A lawyer shall provide competent representation to a client. Competent representation requires the legal knowledge, skill, thoroughness and preparation reasonably necessary for the representation.

RULE 1.3 Diligence

a. A lawyer shall act with reasonable diligence and promptness in representing a client.

RULE 1.4 Communication

a. A lawyer shall keep a client reasonably informed about the status of a matter and promptly comply with reasonable requests for information.

The Committee finds that the bar did not prove violations of the following Rules of

Professional Conduct, and they are dismissed accordingly: Rule 1.4 (b) and (c).



Upon consideration of the evidence and the Respondent's prior disciplinary record, which includes two instances of similar misconduct, it is the unanimous decision of the Committee to offer the Respondent an opportunity to comply with certain terms and conditions, compliance with which will be a predicate for the disposition of a Public Reprimand with Terms of this Complaint. The terms and conditions shall be met by the times set forth below:

1. Within six months of this hearing, or by August 7, 2002, the Respondent shall attend an approved Continuing Legal Education (CLE) course that includes the subject of Appellate Criminal Practice for no annual CLE credit. The Respondent may call the Virginia State Bar Department of Continuing Legal Education at (804) 775-0577 for information on available courses. The Respondent shall seek approval of the course from Assistant Bar Counsel Edward L. Davis before attending. The Respondent shall certify his attendance at the course to Assistant Bar Counsel Edward L. Davis.

2. Within six months of this hearing, or by August 7, 2002, the Respondent shall attend a

CLE Course on the subject of law office management or risk management for no annual CLE credit, subject to the same conditions mentioned above in term (1).

3. Within thirty (30) days of completing the CLE course on law office management or risk

management, or by September 7, 2002, the Respondent shall write to the Virginia State Bar, in care of Edward L. Davis, Assistant Bar Counsel, a detailed letter about how he has changed or modified his docket control system.

Upon satisfactory proof that such terms and conditions have been met, this matter shall be closed.

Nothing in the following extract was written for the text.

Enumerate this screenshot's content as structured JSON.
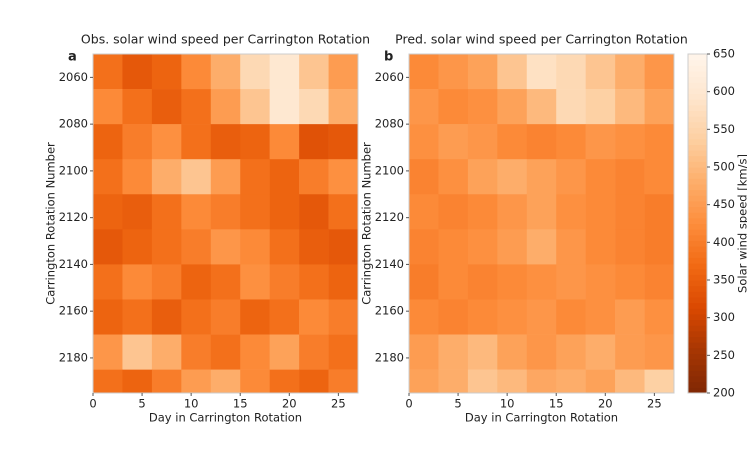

If, however, the terms and conditions are not met by the dates specified above, this Committee shall certify the matter for hearing before the Virginia State Bar Disciplinary Board.

Pursuant to Part Six, Section IV, (13)(K)(10), the Clerk of the Disciplinary System shall assess costs.




John D. Eure, Jr., Chair


I certify that I have this __________day of ___________, _________ caused to be mailed by CERTIFIED MAIL, RETURN RECEIPT REQUESTED, a true and correct copy of the District Committee Determination (Public Reprimand with Terms) to Wesley Lee Pendergrass, Esquire, Respondent, at Suite 327, 2013 Cunningham Drive, Hampton, Virginia 23666-2304, his last address of record with the Virginia State Bar.